Con un vestuario repleto de tonos zafiros y carmesí, y un escenario de ensueño de la campiña alemana recubierta de nieve, la propuesta visual de la película de Brian Percival (Dowtown Abbey) es notable, al igual que la música de John Williams (colaborador usual de Steven Spielberg) y las puntuales actuaciones de Geoffrey Rush y Emily Watson. Sin embargo, Ladrona de libros descansa en cierta ingenuidad y vaguedad sobre pormenores históricos, que podría interpretarse como una falta de respeto para aquellos deseosos de ver la guerra retratada de una forma más seria –como sucede en Lore (2012) de Cate Shortland, por ejemplo-.

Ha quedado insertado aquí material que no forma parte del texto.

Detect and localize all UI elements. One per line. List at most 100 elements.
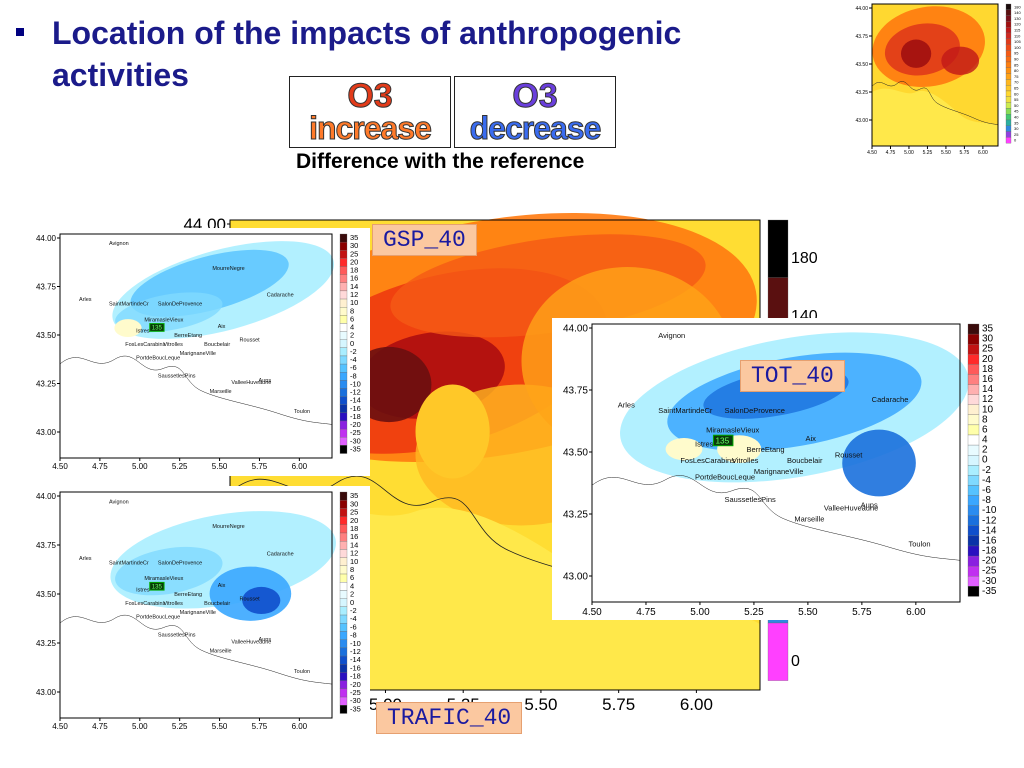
- colorbar-segment: [1005, 137, 1012, 144]
- gsp-difference-map: 44.00 43.75 43.50 43.25 43.00 4.50 4.75 5.00 5.2…: [20, 228, 370, 476]
- place-label-cadarache: Cadarache: [267, 293, 294, 299]
- place-label-salon: SalonDeProvence: [158, 560, 202, 566]
- colorbar-label: -2: [982, 465, 991, 476]
- colorbar-segment: [1005, 15, 1012, 22]
- lat-tick-label: 44.00: [36, 492, 57, 501]
- colorbar-segment: [967, 394, 980, 405]
- place-label-berre: BerreEtang: [174, 592, 202, 598]
- colorbar-segment: [339, 250, 348, 259]
- colorbar-segment: [967, 586, 980, 597]
- concentration-blob: [115, 292, 223, 333]
- colorbar-label: 16: [350, 532, 358, 541]
- colorbar-label: 80: [1014, 68, 1019, 73]
- lon-tick-label: 4.50: [52, 462, 68, 471]
- colorbar-segment: [339, 606, 348, 616]
- colorbar-label: 30: [350, 241, 358, 250]
- place-label-mourrenegre: MourreNegre: [212, 266, 244, 272]
- colorbar-label: -14: [350, 655, 361, 664]
- colorbar-segment: [339, 233, 348, 243]
- colorbar-segment: [767, 219, 789, 278]
- colorbar-label: 2: [350, 331, 354, 340]
- map-svg: 44.00 43.75 43.50 43.25 43.00 4.50 4.75 5.00 5.2…: [36, 491, 361, 731]
- lon-tick-label: 5.00: [904, 150, 914, 156]
- colorbar-label: -18: [982, 546, 997, 557]
- title-bullet: [16, 28, 24, 36]
- colorbar-label: 10: [350, 298, 358, 307]
- colorbar-segment: [339, 315, 348, 324]
- place-label-saintmartin: SaintMartindeCr: [109, 302, 149, 308]
- o3-decrease-logo: O3 decrease: [454, 76, 616, 148]
- colorbar-segment: [1005, 119, 1012, 126]
- colorbar-label: 8: [982, 414, 988, 425]
- lon-tick-label: 5.00: [132, 722, 148, 731]
- tot-label: TOT_40: [740, 360, 845, 392]
- lon-tick-label: 6.00: [292, 722, 308, 731]
- colorbar-segment: [967, 495, 980, 506]
- colorbar-segment: [339, 323, 348, 332]
- lon-tick-label: 5.75: [252, 462, 268, 471]
- colorbar-label: 6: [350, 314, 354, 323]
- colorbar-segment: [339, 614, 348, 624]
- colorbar-label: -6: [350, 363, 357, 372]
- colorbar-segment: [339, 573, 348, 583]
- place-label-arles: Arles: [79, 297, 92, 303]
- lon-tick-label: 5.25: [172, 462, 188, 471]
- plot-frame: [59, 233, 333, 459]
- colorbar-label: 20: [350, 257, 358, 266]
- colorbar-label: 4: [350, 323, 354, 332]
- colorbar-label: -18: [350, 412, 361, 421]
- value-box: [712, 434, 734, 447]
- lon-tick-label: 6.00: [292, 462, 308, 471]
- colorbar-label: 45: [1014, 109, 1019, 114]
- colorbar-segment: [1005, 67, 1012, 74]
- value-box-text: 135: [152, 584, 163, 590]
- colorbar-label: 120: [1014, 22, 1021, 27]
- place-label-valle: ValleeHuveaune: [231, 380, 271, 386]
- colorbar-label: 110: [1014, 33, 1021, 38]
- concentration-blob: [842, 429, 916, 497]
- lat-tick-label: 43.75: [36, 541, 57, 550]
- colorbar-segment: [967, 455, 980, 466]
- place-label-cadarache: Cadarache: [872, 395, 909, 404]
- colorbar-label: 30: [350, 499, 358, 508]
- concentration-blob: [900, 39, 932, 68]
- place-label-aups: Aups: [259, 637, 272, 643]
- place-label-sausset: SaussetlesPins: [158, 633, 196, 639]
- colorbar-label: 20: [982, 354, 994, 365]
- colorbar-label: 25: [982, 344, 994, 355]
- colorbar-segment: [1005, 44, 1012, 51]
- colorbar-segment: [339, 241, 348, 251]
- colorbar-label: 4: [982, 435, 988, 446]
- colorbar-segment: [339, 696, 348, 706]
- place-label-toulon: Toulon: [908, 539, 930, 548]
- place-label-toulon: Toulon: [294, 669, 310, 675]
- lat-tick-label: 43.75: [855, 34, 868, 40]
- colorbar-segment: [339, 372, 348, 381]
- colorbar-label: 6: [350, 573, 354, 582]
- colorbar-segment: [339, 549, 348, 558]
- place-label-marseille: Marseille: [210, 648, 232, 654]
- lat-tick-label: 44.00: [855, 6, 868, 12]
- increase-word-text: increase: [309, 110, 433, 146]
- colorbar-label: -12: [982, 515, 997, 526]
- concentration-blob: [941, 46, 980, 75]
- colorbar-label: 0: [982, 455, 988, 466]
- colorbar-label: 95: [1014, 51, 1019, 56]
- place-label-bouc: Boucbelair: [787, 456, 823, 465]
- colorbar-label: 0: [791, 653, 800, 670]
- colorbar-segment: [967, 364, 980, 375]
- colorbar-segment: [339, 672, 348, 681]
- colorbar-segment: [1005, 38, 1012, 45]
- place-label-vitrolles: Vitrolles: [163, 342, 183, 348]
- colorbar-label: 25: [1014, 132, 1019, 137]
- colorbar-label: -35: [982, 586, 997, 597]
- colorbar-segment: [967, 444, 980, 456]
- colorbar-label: 100: [1014, 45, 1021, 50]
- colorbar-label: 18: [350, 524, 358, 533]
- colorbar-segment: [967, 555, 980, 567]
- colorbar-label: 12: [982, 394, 994, 405]
- colorbar-label: -10: [350, 639, 361, 648]
- colorbar-segment: [967, 475, 980, 486]
- place-label-avignon: Avignon: [109, 241, 129, 247]
- trafic-label: TRAFIC_40: [376, 702, 523, 734]
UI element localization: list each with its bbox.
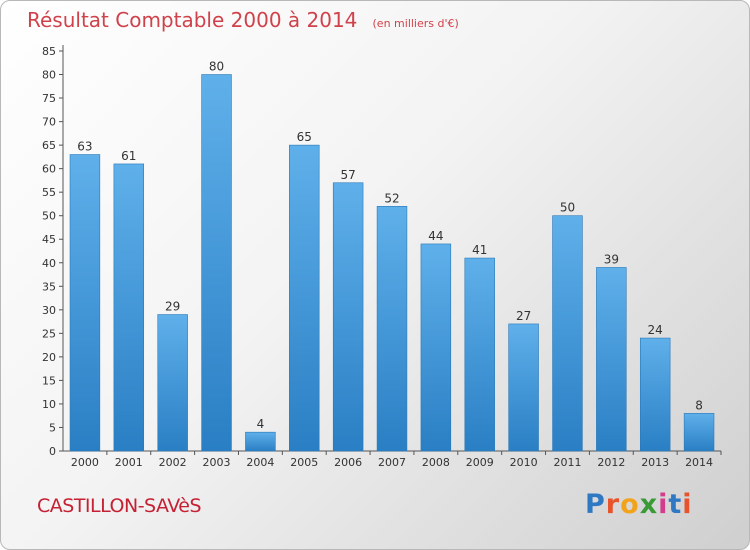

Una película del montón con pretensiones para buscar el oscar intentando sacar lagrimones a rajatabla con momentos ridículos y con un final deplorable que podría haber arriesgado mucho más y no recurrir a lo forzado y lo ñoño. No me pareció mala pero no es lo que aparentemente ofrece y mucho menos es una cinta que merezca premios. Eso sí, para pasar la tarde en casa está bien pero para invertir dinero en ella no os lo recomiendo.